Denny juga mengklarifikasi bahwa kebijakan baru. Padahal, kebijakan ini sudah lama diberlakukan. "(Kebijakan) ini bukan merupakan hal baru. Dalam PP Nomor 28 Tahun 2006 sudah dilakukan pengetatan. Ada syarat dan tata cara yang berbeda dan lebih berat untuk napi korupsi, terosirme, narkoba dan 'organize crime' lainnya," jelas mantan staf khusus presiden ini.
Lebih lanjut Denny juga membantah bila dikatakan kebijakan ini membuat deskriminasi kepada hak narapidana. "Justru yang tidak adil bila kejahatan umum diperlakukan sama dengan kejahatan khusus. Pencuri kakao untuk makan sehar-hari, hukumannya jangan disamakan dengan koruptor yang menyelewengkan uang negara untuk memperkaya diri," tandas Denny.
Dalam kesempatan terpisah, hakim agung Gayus Lumbuun mengatakan, kebijakan moratorium remisi koruptor jangan terlalu tergesa-gesa dilakukan. Sebab, jika hanya menggunakan keputusan menteri tanpa ada UU di baliknya, dikhawatirkan gagasan tersebut sengaja dilakukan untuk kepentingan sesaat dan kepentingan tertentu.

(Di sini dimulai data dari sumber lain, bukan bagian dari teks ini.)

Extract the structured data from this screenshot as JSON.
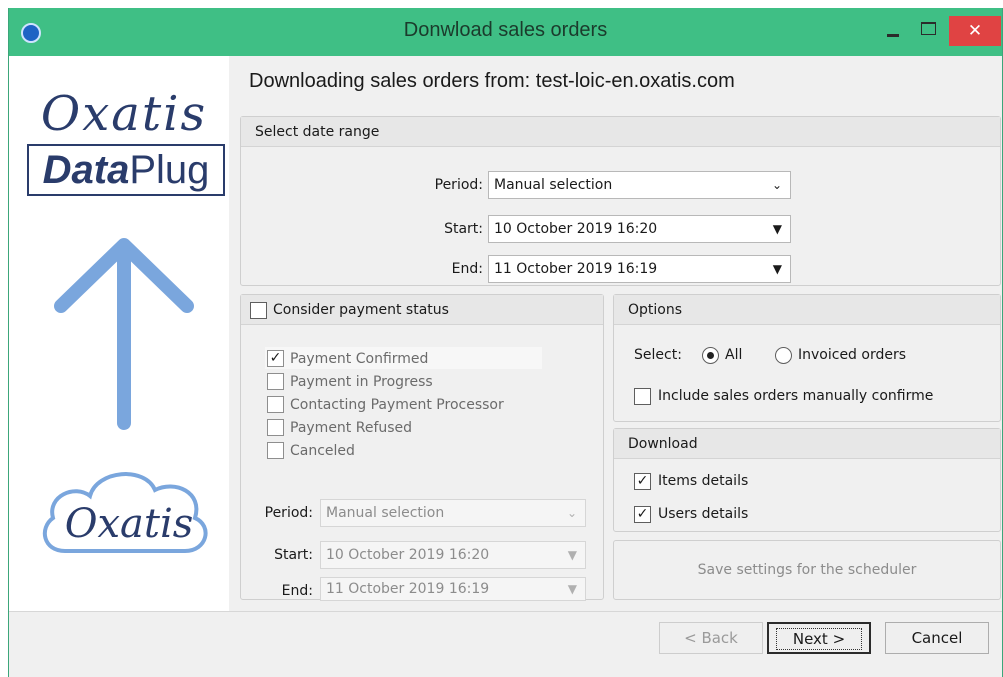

Menurut mantan politisi PDIP ini, jika kebijakan moratorium tidak memiliki dasar UU dan hanya berdasarkan keputusan menteri, hal tersebut akan meresahkan masyarakat. Pasalnya, Indonesia sebagai negara hukum harus memberlakukan UU sebagai dasar hukum yang pembentukannya dilakukan oleh masyarakat yang diwakili pemerintah dan DPR.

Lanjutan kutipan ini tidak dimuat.